Namib Race Blogs 2024

Richard Behringer



Namib Race (2024) blog posts from Richard Behringer

10 April 2024 10:08 pm (GMT) Greenwich Mean Time: Dublin, Edinburgh, Lisbon, London

It is time to check and recheck that you have all the required equipment and nutrition. I’ve got everything neatly arranged in one room ready for packing. Don’t freak out if you forget something or it gets confiscated in transit. Many of us bring duplicates/backups. If you get to Swakopmund and realize you forgot something, just put out the word (WhatsApp) and I’m sure someone will have what you need.

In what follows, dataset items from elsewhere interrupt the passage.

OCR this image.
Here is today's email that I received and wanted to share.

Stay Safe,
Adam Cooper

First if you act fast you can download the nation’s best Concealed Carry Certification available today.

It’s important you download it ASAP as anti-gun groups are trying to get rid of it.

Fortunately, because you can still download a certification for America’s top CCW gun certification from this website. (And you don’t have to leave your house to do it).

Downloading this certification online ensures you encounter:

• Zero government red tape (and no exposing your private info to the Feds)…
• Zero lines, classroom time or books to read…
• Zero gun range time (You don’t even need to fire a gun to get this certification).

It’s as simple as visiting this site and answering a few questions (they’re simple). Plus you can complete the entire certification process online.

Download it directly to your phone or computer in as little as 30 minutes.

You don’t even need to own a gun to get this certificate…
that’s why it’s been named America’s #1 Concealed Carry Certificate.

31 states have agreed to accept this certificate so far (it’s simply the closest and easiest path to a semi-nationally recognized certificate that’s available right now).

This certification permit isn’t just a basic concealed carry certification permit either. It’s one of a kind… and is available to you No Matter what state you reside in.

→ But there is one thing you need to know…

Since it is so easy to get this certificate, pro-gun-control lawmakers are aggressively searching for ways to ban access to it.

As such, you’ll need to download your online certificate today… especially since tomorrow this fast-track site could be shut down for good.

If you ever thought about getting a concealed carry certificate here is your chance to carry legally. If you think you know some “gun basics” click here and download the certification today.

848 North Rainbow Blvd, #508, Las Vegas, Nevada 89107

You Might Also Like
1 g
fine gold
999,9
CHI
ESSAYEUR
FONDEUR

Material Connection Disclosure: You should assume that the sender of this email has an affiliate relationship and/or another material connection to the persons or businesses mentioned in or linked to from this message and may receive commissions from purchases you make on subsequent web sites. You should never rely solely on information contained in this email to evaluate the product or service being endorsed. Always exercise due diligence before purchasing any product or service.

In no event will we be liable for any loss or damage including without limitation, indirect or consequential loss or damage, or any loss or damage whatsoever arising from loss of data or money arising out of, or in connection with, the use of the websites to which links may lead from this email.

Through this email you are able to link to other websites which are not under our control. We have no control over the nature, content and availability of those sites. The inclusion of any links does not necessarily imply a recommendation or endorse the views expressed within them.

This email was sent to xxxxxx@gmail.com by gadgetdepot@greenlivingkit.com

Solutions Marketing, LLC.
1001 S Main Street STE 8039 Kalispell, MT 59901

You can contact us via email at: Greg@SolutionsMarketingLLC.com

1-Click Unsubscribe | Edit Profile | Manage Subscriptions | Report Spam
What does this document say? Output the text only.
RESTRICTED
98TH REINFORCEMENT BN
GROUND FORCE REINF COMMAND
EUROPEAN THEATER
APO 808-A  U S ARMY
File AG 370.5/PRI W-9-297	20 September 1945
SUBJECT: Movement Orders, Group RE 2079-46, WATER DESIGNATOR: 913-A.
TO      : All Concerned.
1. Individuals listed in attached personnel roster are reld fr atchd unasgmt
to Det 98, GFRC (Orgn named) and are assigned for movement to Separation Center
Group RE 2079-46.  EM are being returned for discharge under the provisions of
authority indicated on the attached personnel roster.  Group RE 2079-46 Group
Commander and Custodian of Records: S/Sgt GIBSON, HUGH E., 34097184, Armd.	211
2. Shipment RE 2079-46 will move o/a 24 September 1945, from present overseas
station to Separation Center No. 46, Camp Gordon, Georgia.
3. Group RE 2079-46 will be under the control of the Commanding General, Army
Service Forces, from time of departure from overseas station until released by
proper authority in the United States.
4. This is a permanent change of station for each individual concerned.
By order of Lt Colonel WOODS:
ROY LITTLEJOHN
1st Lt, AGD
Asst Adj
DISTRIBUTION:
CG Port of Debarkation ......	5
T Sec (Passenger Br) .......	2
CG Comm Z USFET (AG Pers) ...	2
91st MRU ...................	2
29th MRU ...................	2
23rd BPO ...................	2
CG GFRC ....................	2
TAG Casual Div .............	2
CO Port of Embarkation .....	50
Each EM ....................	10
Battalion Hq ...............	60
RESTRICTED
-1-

It is exciting to hear that nearly half of the participants are doing their first RTP race. My biggest tip for first timers ….. get that pack weight down as much as possible! My second biggest tip, have a nutrition/hydration/electrolyte plan for when you are on the course each day. Have fun! We will be in the middle of the Namib Desert! How cool is that?

Send your friends the link to follow your progress (suffering) each day. They will track you with great interest. Tell them that they can send you messages during the race through RTP. Receiving these messages from friends and family is great for the spirit. You will leave the Cyber Tent with a smile.

Get ready for a great adventure!

Comments: Total (1) comments

Sam Fanshawe

Posted On: 11 Apr 2024 08:29 am

Great tips for first timers (and reminders for the more experienced)! So exicitng that we'll all be in Swakopmund in a couple of weeks!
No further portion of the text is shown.